A spider trap is anything that would prevent a Search Engine from crawling your website. Spider Traps can include dynamic pages, pages containing text on images, no text links, password protected parts of your site, or frame sites.
To prevent spider traps properly format URL’s in your website.Dynamic or database-driven web pages that are generated via scripts, databases, and/or have a ?, %, $, =, +, or % in the URL can present spider traps.
Search engines tend to have problems fully indexing dynamic websites (in other words, sites that are hooked up to a database of content.
Spiders also have issues with overly complex URL structures. A common problem created by programmers is passing UserID’s and SessionID’s in the url string. By doing this the spider may see the same page with dozens of different urls’. This not only creates a spider trap but can also cause duplicate content issues.
These types of urls are not only an issue to spiders but can also create problems for end users. Such URLs could cause issues for customers if they copy the URL and paste it in an email to a friend, or add a link on their own website to that particular page deep within your site. If this happens when someone post a link from there site to your it could prevent a back link that would help your seo efforts.

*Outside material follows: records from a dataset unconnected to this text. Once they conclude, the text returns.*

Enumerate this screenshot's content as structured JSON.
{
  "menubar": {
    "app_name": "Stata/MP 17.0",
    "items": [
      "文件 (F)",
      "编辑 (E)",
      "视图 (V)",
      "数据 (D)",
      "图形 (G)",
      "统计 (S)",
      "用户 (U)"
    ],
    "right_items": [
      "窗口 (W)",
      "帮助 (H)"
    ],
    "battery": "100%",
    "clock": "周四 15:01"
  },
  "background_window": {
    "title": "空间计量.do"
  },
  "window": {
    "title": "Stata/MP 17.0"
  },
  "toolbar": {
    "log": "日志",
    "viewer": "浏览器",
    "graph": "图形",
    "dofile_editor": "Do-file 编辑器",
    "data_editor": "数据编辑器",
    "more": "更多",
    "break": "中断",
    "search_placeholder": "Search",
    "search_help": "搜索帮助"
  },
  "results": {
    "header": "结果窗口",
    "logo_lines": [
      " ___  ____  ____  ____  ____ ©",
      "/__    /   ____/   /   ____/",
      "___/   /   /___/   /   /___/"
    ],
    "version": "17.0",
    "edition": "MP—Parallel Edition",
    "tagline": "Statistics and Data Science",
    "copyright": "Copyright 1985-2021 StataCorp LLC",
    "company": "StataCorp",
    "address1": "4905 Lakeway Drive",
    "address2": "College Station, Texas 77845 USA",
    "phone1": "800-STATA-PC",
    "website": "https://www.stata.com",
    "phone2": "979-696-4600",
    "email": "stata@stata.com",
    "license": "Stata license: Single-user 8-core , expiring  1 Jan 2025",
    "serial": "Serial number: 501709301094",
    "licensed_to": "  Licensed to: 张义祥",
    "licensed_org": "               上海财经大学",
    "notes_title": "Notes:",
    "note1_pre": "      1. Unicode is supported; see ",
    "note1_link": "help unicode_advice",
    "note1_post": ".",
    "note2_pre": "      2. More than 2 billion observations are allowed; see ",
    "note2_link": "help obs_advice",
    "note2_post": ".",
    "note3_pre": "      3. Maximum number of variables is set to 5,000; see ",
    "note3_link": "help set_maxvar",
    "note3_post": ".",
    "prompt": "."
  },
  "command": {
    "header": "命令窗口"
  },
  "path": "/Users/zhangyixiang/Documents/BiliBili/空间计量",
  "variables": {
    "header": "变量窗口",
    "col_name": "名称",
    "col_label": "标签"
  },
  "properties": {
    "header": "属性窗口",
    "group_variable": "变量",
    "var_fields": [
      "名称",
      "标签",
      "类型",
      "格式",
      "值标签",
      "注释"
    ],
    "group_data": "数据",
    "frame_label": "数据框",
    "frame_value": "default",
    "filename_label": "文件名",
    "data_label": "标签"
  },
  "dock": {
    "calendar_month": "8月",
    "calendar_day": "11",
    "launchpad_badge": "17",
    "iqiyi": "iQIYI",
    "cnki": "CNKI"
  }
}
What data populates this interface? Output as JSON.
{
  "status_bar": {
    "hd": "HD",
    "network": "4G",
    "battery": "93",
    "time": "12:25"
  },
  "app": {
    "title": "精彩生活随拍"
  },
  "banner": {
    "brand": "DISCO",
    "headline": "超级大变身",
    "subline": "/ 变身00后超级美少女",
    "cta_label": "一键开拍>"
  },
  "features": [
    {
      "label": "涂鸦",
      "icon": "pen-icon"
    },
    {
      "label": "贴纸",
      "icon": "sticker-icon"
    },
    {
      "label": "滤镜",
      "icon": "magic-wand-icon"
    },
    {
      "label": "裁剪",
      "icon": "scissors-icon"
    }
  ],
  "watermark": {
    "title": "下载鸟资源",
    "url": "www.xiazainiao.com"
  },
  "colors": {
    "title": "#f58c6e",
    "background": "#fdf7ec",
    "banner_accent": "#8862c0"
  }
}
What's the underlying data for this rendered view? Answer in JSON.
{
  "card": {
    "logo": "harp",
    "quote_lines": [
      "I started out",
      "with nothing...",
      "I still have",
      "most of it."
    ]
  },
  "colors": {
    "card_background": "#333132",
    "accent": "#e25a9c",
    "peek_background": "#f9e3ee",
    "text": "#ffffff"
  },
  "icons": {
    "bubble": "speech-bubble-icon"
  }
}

A spider trap exists when a search engine spider keeps following links to URLs that appear to be different from URLs that have already been explored, however it is the same content.
Each search engine has its own tolerance levels as to how many variables in the URL are acceptable. The idea, however, is to eliminate all signs of the dynamic nature of the pages from the URL, in other words removing all stop characters, question marks, ampersands, equals signs, cgi-bin, user IDs, and session IDs from the URLs to make the page infinitely more palatable to the spiders.
Not only does a clean, simple URL eliminate the potential problems, as a bonus, the site is also more likely to garner more "deep links" from other sites because the URL looks user-friendly, stable, and easy to copy-and-paste (into a web browser, email message, or web page editor.
The best approach is to replace all dynamic looking links with search engine friendly ones. Don’t be tempted just to take a short cut approach and create a site map with links to all these search engine friendly URLs, leaving all the remaining links as is across your site. We say this because the URLs that you haven’t fixed will not enhance the PageRank score of the pages with the friendly URLs. You want to maximize your PageRank score by having as few variations in each URL as possible. Variations in the URLs lead to PageRank dilution because not all possible votes are voting for the same page. Some of them are spread out, some of them voting for some versions of the page with one URL and others voting with other versions of the URL.
One option is to fix the URLs on the server or, alternatively, use a third party hosted proxy serving solution.
The first option is preferable given IT resources to implement it, and the server supports the technology required for URL re-writing (for example mod_rewrite for Apache, ISAPI_rewrite for Microsoft's IIS Server).
If such rewriting modules or plug-ins are not available, alternatively recode your scripts to look for variables embedded within the directory names or the file names instead of the "query string," however this tends to be quite a bit more complicated to implement.
|